Sorti près de dix ans après le krach boursier qui plongea l'Amérique dans la crise économique de la « Grande Dépression », Les Raisins de la Colère est l'œuvre déchirante de John Ford, monstre sacré du Septième Art. Libre adaptation du roman éponyme de John Steinbeck, Prix Nobel de littérature, le long-métrage s'impose aujourd'hui encore comme un monument dédié aux exilés de tous bords.
L'intrigue nous fait croiser la route de Tom Joad (Henry Fonda), fermier révolté fraichement sorti de geôle pour avoir involontairement tué un homme. Lorsqu'il foule à nouveau les champs qui l'ont vu naître, Tom découvre les siens, contraints de déguerpir au plus vite. Les banques toutes puissantes, appâtées par le gain, s'accaparent leurs biens et décident de raser tous les ranchs du cru en faisant vrombir leurs bulldozers dévastateurs. La région, baptisée « Dust Bowl », est une terre du sud, ravagée par la poussière, la famine et la misère. Et les habitants sont à son image : émaciés, rachitiques, appauvris à en mourir. Sous pression, ils ne se voient proposés qu'une issue de secours ; un seul et unique salut : l'exode vers le Grand Ouest et les contrées luxuriantes de la Californie.
Embarqués à bord d'un truck bringuebalant semblable à l'Arche de Noé, Tom et les siens se lancent tête bêche sur les sentiers escarpés et les longues pistes arides. Le voyage est interminable, éprouvant et semé d'embuches. De campements crasseux en escales chaotiques, d'échauffourées imprévisibles en morceaux de bravoure, le groupe doit faire face à toutes sortes de menaces. Les forces de police n'apprécient guère les vagabonds et elles s'empresseront de leur faire savoir. A mesure que le convoi progresse, de nouveaux venus viennent grossir les rangs de la troupe. Jusqu'à épuisement.
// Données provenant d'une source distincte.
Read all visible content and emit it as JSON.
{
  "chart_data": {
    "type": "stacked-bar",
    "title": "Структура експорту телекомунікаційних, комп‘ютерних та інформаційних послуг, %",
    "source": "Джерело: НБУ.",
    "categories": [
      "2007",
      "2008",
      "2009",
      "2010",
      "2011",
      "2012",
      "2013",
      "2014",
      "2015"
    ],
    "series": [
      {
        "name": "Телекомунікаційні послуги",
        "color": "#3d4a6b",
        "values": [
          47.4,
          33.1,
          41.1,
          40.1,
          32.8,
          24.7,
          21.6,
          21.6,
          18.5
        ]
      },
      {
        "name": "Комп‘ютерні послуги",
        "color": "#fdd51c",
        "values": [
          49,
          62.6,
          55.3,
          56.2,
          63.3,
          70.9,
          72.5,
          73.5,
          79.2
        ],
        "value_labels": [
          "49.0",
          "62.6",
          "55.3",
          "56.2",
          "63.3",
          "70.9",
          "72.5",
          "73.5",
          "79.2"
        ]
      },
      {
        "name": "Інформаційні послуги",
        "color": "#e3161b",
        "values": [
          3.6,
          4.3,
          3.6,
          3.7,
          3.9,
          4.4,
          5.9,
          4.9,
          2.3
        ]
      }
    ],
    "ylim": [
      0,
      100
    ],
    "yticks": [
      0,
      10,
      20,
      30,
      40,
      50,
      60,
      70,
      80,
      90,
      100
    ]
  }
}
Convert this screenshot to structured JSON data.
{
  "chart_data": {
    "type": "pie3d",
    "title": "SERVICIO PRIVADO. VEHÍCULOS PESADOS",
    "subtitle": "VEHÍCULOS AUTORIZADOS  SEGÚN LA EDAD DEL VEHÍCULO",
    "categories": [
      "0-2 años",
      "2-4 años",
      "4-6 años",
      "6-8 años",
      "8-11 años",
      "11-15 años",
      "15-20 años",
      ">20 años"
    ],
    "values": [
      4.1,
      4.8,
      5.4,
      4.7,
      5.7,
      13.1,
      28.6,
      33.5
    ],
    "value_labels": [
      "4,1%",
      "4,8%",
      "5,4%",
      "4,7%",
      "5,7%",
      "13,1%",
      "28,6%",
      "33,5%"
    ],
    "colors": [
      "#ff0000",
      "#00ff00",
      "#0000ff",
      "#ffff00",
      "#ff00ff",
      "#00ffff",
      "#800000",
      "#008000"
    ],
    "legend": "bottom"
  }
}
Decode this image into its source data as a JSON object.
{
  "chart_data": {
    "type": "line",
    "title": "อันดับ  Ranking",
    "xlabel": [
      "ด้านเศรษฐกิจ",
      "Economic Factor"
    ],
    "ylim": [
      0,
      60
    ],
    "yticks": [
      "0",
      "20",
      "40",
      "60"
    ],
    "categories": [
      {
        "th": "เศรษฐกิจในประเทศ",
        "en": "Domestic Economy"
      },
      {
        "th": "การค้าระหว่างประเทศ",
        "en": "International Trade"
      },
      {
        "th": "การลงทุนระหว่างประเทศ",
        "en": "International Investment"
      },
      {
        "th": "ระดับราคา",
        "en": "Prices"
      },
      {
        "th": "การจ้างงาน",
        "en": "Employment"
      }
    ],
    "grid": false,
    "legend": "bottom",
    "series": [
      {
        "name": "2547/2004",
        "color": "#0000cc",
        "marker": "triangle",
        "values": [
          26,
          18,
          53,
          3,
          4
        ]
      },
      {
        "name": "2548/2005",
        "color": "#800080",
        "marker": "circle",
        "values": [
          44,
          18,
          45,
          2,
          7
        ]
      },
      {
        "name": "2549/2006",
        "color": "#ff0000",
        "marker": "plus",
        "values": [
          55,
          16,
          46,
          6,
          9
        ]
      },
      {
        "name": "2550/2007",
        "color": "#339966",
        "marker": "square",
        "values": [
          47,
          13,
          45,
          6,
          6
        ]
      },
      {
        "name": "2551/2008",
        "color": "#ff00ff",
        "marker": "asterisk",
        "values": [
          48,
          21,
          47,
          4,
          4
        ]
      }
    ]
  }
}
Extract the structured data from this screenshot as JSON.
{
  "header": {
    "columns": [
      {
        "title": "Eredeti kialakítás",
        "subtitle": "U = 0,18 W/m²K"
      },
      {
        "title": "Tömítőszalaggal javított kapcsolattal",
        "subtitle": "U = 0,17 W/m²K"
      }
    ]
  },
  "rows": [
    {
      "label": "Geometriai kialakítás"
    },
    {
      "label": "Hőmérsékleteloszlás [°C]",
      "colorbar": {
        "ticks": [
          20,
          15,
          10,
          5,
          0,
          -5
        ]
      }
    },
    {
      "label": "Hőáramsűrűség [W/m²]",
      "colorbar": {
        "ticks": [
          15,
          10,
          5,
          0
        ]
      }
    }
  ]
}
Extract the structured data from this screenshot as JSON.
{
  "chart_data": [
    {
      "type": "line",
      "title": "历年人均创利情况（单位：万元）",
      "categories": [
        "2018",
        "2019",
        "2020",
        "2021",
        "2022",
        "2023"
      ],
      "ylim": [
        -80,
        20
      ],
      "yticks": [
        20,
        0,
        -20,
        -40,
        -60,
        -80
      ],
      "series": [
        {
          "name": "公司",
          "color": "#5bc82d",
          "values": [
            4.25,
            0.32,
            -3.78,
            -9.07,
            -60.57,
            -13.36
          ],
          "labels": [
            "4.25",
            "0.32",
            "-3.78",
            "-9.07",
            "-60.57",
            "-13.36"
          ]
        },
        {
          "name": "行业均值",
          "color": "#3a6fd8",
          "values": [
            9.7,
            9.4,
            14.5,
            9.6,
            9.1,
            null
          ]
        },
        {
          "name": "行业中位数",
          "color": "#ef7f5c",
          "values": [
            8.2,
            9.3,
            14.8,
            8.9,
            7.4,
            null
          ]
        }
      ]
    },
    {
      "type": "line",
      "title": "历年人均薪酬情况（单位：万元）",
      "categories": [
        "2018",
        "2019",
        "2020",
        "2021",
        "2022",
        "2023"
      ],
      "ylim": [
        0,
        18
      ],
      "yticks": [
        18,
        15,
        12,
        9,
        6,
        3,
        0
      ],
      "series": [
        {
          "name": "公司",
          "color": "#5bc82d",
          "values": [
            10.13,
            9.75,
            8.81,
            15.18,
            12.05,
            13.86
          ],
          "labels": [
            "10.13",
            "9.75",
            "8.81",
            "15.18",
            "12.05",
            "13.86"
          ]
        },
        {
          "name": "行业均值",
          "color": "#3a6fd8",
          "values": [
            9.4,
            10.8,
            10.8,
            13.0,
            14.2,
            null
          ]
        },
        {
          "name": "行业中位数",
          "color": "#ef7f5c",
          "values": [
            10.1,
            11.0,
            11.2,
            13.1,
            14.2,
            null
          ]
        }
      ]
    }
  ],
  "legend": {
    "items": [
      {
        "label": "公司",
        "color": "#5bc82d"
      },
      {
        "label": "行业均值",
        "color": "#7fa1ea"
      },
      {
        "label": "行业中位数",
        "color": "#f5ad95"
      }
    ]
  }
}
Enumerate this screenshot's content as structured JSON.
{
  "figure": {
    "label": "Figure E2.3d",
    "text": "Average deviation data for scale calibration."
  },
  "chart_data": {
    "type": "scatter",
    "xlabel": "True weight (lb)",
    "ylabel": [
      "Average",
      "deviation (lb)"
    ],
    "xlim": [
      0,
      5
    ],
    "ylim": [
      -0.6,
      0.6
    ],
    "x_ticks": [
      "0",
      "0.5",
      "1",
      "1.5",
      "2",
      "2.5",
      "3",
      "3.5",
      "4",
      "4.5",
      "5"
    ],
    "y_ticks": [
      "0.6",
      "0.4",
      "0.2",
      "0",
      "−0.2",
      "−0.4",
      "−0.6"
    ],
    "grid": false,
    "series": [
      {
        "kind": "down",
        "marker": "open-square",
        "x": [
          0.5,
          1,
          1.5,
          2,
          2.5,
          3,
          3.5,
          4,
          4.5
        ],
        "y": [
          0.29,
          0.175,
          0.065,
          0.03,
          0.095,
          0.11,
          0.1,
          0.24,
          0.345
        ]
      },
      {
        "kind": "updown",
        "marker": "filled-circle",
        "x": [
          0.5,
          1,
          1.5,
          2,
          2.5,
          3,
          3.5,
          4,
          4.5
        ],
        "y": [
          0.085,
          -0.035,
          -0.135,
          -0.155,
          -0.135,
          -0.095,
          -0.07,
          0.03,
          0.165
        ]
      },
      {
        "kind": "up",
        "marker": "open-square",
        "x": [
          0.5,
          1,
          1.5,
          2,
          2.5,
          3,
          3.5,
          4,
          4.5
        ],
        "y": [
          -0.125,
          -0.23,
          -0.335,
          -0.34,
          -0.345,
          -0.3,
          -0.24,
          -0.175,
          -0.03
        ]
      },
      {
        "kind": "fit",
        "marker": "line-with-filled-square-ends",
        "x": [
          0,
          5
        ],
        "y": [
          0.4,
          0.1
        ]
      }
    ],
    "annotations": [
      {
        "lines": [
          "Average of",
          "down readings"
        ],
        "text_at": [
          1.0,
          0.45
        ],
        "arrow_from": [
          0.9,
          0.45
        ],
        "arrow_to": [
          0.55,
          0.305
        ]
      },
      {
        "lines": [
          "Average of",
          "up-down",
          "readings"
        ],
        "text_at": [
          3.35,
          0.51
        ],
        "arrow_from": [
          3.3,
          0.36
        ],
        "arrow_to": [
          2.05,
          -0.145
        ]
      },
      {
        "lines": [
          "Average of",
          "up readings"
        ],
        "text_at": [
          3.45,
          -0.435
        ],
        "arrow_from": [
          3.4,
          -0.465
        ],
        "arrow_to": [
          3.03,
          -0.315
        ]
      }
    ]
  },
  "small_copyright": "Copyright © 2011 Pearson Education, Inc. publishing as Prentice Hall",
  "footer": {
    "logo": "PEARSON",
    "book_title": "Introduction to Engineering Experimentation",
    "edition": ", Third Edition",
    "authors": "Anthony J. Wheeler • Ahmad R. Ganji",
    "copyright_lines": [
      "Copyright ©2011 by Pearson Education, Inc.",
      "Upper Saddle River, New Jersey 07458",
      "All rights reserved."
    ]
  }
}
Comme transcendé par la prose originelle de Steinbeck (qui avait, à l'époque, décroché le Pulitzer), John Ford, en cinéaste humaniste, glorifie le courage, la pudeur et la dignité de celles et ceux qui ont tout perdu. La trajectoire qu'il déploie sous nos yeux ressemble à s'y méprendre à une odyssée biblique. Une épopée tragique, emplie de larmes et de mort, de douleurs et de sang, mais aussi d'espoirs. Certaines séquences conservent une force de frappe intacte : la scène du bal et sa tension à la limite de l'insoutenable, la rencontre déterminante entre Tom Joad et un pasteur déchu (John Carradine, magnifique) qui influera sur sa destinée tel un guide existentiel brandissant sa lanterne, les adieux du même Tom à sa mère. Les références mystiques sont omniprésentes : le voyage initiatique, les épreuves à surmonter, la perte des êtres chers, la souffrance, le doute et la foi, la Terre Promise (californienne) qui se dessine au loin sur la ligne d'horizon... L'art céleste de John Ford se trouve ici à son apogée : son fabuleux sens du cadre fait de merveilles le long de la mythique Route 66. La puissance dramatique nous tire régulièrement les larmes et la direction d'acteurs impose le respect. Tous les comédiens s'avèrent exceptionnels, à l'image de Henry Fonda. L'homme, lui-même issu des classes populaires, entra dans la légende du cinéma sous les traits acérés de ce Tom Joad, héraut lumineux, christique, exalté et protecteur. Un ange buriné, pur et dur, dont les idéaux de justice et d'équité l'obligeront à vivre comme un damné et à prendre la fuite au premier coup de fusil... Manifeste altruiste d'une profondeur inouïe et d'une finesse insondable, Les Raisins de la Colère est un chef d'œuvre absolu. Un cri du cœur qui, malgré ses soixante-dix ans bien tapés, demeure d'une remuante actualité.